How to Sign PDF Files in Python

Learn how to generate self-signed certificates and sign them into PDF files as digital signatures using PyOpenSSL and PDFNetPython3 libraries in Python.
  · 18 min read · Updated sep 2021 · PDF File Handling


A digital signature added to a PDF document is equivalent to an ink signature on a paper document, however the former is much more secure. 

A digital signature guarantees the integrity of a PDF document and certifies that this document has not been modified by an unknown person. It can replace your handwritten signature to speed up virtually any paper-driven, manual signature process and to accelerate workflows.
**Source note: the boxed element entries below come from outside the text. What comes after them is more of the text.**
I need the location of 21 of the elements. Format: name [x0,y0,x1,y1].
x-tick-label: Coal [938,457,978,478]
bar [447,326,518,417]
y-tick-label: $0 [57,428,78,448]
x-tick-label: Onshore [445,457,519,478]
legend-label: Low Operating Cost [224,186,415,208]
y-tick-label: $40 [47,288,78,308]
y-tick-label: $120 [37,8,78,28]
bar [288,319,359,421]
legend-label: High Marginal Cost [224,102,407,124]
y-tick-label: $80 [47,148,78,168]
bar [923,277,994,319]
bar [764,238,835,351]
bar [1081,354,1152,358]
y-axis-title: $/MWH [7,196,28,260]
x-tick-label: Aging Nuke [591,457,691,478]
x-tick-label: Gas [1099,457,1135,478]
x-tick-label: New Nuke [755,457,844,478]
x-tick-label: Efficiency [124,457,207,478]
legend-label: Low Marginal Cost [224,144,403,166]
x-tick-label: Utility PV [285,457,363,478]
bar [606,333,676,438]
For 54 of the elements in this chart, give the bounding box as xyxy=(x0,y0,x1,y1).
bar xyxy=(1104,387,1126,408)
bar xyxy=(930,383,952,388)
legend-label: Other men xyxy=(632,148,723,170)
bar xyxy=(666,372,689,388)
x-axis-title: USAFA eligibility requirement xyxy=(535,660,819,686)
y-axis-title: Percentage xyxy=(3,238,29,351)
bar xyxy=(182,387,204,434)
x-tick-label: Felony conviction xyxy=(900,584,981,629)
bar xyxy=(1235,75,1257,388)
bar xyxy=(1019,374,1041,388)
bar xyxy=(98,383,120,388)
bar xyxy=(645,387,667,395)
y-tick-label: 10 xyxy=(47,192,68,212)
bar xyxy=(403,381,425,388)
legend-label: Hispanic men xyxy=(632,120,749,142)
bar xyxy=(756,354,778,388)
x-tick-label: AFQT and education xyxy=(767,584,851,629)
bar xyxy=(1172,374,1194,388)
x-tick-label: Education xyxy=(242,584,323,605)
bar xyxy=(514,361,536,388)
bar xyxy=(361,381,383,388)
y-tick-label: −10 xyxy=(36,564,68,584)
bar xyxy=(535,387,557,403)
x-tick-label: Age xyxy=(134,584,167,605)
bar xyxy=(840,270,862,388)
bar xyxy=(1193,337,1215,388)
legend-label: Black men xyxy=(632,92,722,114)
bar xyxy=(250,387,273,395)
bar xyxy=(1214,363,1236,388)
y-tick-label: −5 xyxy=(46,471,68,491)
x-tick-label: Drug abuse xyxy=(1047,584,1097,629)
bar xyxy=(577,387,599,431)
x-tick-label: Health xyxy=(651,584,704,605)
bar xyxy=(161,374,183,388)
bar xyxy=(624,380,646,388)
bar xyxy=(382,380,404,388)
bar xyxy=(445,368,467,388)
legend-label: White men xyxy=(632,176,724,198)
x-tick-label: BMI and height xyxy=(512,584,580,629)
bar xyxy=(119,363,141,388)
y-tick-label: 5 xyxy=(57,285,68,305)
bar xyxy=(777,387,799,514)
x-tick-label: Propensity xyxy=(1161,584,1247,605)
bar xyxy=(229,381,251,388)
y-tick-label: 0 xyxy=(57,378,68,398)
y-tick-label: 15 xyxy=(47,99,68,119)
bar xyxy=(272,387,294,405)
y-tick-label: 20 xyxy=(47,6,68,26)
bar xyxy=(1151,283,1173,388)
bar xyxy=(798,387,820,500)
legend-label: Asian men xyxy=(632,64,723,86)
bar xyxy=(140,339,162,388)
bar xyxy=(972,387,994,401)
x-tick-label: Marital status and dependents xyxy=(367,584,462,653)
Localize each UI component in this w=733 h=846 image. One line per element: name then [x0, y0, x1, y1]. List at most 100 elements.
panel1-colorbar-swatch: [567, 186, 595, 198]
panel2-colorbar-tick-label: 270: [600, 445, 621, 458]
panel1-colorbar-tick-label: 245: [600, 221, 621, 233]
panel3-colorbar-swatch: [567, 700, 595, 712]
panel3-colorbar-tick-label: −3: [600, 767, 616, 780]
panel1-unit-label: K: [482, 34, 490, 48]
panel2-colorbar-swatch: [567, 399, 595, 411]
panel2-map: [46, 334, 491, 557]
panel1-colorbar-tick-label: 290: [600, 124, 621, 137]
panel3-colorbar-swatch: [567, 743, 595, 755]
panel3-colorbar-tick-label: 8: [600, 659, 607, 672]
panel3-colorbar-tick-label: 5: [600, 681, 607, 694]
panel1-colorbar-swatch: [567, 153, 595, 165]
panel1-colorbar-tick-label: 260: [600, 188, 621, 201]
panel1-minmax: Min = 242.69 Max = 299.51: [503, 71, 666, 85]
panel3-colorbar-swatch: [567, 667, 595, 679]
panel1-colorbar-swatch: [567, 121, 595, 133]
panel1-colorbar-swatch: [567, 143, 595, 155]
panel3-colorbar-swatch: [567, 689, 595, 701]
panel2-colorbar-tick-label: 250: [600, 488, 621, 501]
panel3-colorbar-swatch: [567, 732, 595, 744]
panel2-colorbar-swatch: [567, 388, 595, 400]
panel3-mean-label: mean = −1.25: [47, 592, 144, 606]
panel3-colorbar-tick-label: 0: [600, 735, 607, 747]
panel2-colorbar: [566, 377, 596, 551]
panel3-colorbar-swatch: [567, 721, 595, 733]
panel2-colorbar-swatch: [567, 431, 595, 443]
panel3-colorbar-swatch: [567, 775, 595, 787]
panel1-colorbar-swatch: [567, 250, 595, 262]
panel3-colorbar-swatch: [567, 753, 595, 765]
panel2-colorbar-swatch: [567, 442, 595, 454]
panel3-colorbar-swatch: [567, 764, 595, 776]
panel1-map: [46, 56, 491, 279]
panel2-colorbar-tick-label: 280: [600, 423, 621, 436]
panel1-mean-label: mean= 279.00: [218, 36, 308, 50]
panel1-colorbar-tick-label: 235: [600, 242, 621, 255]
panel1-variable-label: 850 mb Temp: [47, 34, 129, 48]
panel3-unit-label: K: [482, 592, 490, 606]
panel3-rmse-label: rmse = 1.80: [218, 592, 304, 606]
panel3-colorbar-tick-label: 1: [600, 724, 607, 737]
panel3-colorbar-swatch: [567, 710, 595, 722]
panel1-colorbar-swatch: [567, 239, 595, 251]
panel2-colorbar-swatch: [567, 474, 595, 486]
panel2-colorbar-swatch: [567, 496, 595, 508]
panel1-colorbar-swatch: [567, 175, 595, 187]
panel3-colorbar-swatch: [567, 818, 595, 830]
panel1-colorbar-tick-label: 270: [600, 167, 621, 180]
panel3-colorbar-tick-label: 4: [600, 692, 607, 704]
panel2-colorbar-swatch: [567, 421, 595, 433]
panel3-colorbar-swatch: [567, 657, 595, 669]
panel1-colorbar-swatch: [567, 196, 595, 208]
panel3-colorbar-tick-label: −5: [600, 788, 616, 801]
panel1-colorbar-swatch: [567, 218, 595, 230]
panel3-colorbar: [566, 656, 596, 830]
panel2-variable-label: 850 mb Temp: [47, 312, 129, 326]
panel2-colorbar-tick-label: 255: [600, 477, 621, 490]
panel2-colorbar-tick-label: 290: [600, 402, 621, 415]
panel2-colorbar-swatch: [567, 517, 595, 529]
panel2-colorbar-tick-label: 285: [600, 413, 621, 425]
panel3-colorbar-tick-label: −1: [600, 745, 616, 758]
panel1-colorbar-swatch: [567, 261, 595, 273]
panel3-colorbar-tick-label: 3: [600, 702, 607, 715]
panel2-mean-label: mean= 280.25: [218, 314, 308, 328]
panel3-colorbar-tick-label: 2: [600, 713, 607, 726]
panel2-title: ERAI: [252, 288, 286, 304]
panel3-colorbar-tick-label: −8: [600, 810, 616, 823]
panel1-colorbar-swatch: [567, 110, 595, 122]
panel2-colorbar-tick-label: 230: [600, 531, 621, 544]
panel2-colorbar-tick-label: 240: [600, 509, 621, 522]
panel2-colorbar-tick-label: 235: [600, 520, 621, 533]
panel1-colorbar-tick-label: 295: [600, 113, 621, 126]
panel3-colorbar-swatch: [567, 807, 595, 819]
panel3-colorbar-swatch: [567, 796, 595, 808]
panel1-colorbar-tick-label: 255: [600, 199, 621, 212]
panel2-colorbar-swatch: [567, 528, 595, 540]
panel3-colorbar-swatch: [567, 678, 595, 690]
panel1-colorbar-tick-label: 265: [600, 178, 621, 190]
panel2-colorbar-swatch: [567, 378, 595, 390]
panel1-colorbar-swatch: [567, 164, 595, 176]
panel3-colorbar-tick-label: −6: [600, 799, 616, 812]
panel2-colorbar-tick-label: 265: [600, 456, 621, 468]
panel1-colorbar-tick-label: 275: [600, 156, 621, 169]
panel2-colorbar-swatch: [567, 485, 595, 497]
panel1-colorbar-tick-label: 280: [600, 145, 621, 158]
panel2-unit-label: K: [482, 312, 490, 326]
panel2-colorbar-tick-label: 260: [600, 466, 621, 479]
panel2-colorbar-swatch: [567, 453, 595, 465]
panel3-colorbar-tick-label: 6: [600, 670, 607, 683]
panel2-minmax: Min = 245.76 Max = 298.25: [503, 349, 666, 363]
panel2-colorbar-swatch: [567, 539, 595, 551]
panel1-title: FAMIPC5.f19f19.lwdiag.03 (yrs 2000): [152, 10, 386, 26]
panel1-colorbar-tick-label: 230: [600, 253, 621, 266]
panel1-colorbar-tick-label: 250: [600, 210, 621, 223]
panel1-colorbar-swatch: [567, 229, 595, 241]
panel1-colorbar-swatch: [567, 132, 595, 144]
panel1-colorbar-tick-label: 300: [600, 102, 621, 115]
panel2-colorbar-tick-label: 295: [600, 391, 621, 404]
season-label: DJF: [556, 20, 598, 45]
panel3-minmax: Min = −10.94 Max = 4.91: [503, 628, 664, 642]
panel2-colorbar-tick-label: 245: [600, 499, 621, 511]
In this tutorial, you will learn:

  • How to generate a self-signed certificate in Python.
  • How to add a digital signature to a PDF document in Python.

The following components are required:

  • PDFNetPython3: is a wrapper for PDFTron SDK. With PDFTron components you can build reliable & speedy applications that can view, create, print, edit, and annotate PDFs across various operating systems. Developers use PDFTron SDK to read, write, and edit PDF documents compatible with all published versions of PDF specifications (including the latest ISO32000).  PDFTron is not freeware, it offers 2 types of licenses depending on whether you’re developing an external/commercial product or an in-house solution. For the purpose of this tutorial, we will use the free trial version of this SDK.
  • pyOpenSSL: A Python wrapper around the OpenSSL library. OpenSSL is a popular security library used by a lot of products, applications, and vendors. 

The purpose of this tutorial is to develop a lightweight command-line-based utility, through Python-based modules in order to digitally sign one or a collection of PDF files located under a specific path.

Related: How to Watermark PDF Files in Python.

To get started, let's install the libraries:

$ pip install PDFNetPython3==8.1.0 pyOpenSSL==20.0.1

In the end, our folder structure will look like the following:

Project StructureThe signature.jpg file represents a specimen signature:

Example SignatureThe "Letter of confirmation.pdf" file represents a sample PDF file to be signed.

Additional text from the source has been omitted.